Nun kommt der Punkt, der sich für mich am schwierigsten in Worte fassen lässt: Die Beobachtungserfahrung. Schon bei der Beobachtungstechnik am Fernrohr machen sich ebenfalls Unterschiede in den Ergebnissen bemerkbar. Z. B. kann ausgiebiges experimentieren mit Vergrößerungen zum Beobachtungserfolg führen, im Nachteil ist derjenige, der die jeweiligen Seeingverhältnisse nicht der teleskopischen Leistung anpasst. Ein weiterer Faktor ist die Dunkeladaption. Hier werden erfahrungsgemäß auch unterschiedliche Maßstäbe angesetzt. Um in den Grenzbereich zu gehen und eben alles an Informationen "aufzusaugen", sollte man auf jegliche Beleuchtung verzichten (auch keine rote Taschenlampe!). Nur dann kann sich das Auge für die schwächsten Objekte öffnen. Extrafoveales (indirektes) sehen oder "field sweeping" auch "scope swinging" (leichtes bewegen des Fernrohrs) genannt, sind nicht Jedermann/Frau vertraut. So kann es schon wieder zu gravierenden Differenzen bei den Beobachtungsergebnissen kommen. Ein erfahrener Beobachter wendet diese Techniken automatisch an und ist damit im Vorteil. Etwas ernüchternd mag  für manchen Sternfreund die visuelle Beschreibung einiger Himmelsobjekte sein. Da wird von "gleißend hell",  "easy viewing" oder "leicht machbar" etc. gesprochen.
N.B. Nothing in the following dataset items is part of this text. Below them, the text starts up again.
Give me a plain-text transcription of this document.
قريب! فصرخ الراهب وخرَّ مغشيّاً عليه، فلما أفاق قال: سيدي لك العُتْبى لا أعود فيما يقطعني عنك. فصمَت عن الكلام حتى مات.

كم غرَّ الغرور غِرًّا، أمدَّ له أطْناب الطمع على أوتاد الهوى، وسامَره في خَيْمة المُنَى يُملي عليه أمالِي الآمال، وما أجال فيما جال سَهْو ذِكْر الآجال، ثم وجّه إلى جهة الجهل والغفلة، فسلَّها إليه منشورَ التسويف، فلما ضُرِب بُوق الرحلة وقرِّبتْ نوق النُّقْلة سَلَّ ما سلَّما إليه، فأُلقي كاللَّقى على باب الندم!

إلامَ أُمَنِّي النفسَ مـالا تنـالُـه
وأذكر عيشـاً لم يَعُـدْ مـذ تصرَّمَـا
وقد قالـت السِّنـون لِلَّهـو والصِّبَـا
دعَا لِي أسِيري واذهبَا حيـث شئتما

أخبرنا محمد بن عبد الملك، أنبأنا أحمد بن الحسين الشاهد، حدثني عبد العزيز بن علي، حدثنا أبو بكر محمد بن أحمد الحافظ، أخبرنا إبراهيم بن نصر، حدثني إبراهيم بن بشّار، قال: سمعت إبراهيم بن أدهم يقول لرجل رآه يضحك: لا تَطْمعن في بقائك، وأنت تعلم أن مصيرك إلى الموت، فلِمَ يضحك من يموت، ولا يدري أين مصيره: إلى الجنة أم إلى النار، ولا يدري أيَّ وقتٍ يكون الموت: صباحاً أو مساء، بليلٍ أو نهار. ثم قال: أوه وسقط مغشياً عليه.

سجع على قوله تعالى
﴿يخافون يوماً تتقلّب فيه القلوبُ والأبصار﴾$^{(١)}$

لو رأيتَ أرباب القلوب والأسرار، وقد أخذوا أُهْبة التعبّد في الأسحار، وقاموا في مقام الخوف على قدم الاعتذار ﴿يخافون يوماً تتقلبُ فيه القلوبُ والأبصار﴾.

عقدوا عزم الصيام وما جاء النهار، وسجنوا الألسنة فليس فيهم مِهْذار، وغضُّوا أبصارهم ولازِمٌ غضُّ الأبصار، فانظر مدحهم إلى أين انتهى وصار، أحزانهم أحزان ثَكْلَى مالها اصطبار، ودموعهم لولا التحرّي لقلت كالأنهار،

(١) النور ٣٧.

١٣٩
Man selbst hat diese Objekte aber ganz anders erlebt. Als Erklärung vielleicht folgendes Beispiel: Stell dir, vor du sitzt das erste mal in einem Ferrari und spurtest mit Tempo 280 über die Autobahn- ein Wahnsinnstempo. Fragt man den professionellen Rennfahrer, wird er über dieses Tempo vielleicht nur müde lächeln. "280km/h- und das nur gerade aus? - "leicht machbar". Ebenso verhält es sich bei der visuellen Beobachtung. Nur wer schon die Grenzen der eigenen Wahrnehmung erfasst hat, kann weitere Beobachtungen taxieren. Man weiß dann z. B. wie eine 14mag Galaxie im 8 Zöller aussieht und könnte dann  eine 13mag Galaxie als hell bezeichnen. Derjenige, der eine 13mag Galaxie in einem solchen Teleskop erstmals sieht, würde diese Galaxie als schwach bezeichnen. Kurz: Viele Beobachtungen unterschiedlichster Objekte erlauben das relativieren der gesammelten Eindrücke- nur so kann man sich ein Urteil bilden. Die genannten Punkte gelten ganz besonders, wenn man an die Grenzen der Machbarkeit vordringen will, sei es ein Objekt überhaupt zu sehen oder Details in einem schon aufgefundenen Objekt zu erkennen. Dann gewinnt die Quantifizierung der möglichen Beobachtungsfehler (was ist real- was Einbildung?) an Bedeutung!

Resümee

Das Konglomerat aus all diesen Faktoren erklärt meiner Meinung nach die teilweise stark unterschiedlichen Ergebnisse der visuellen Deep Sky- Beobachtungen. Aber auch wenn der eine Sternfreund mehr sieht als der andere, den Spaß bei der Beobachtung von Himmelsobjekten sollte dies keinen Abbruch tun!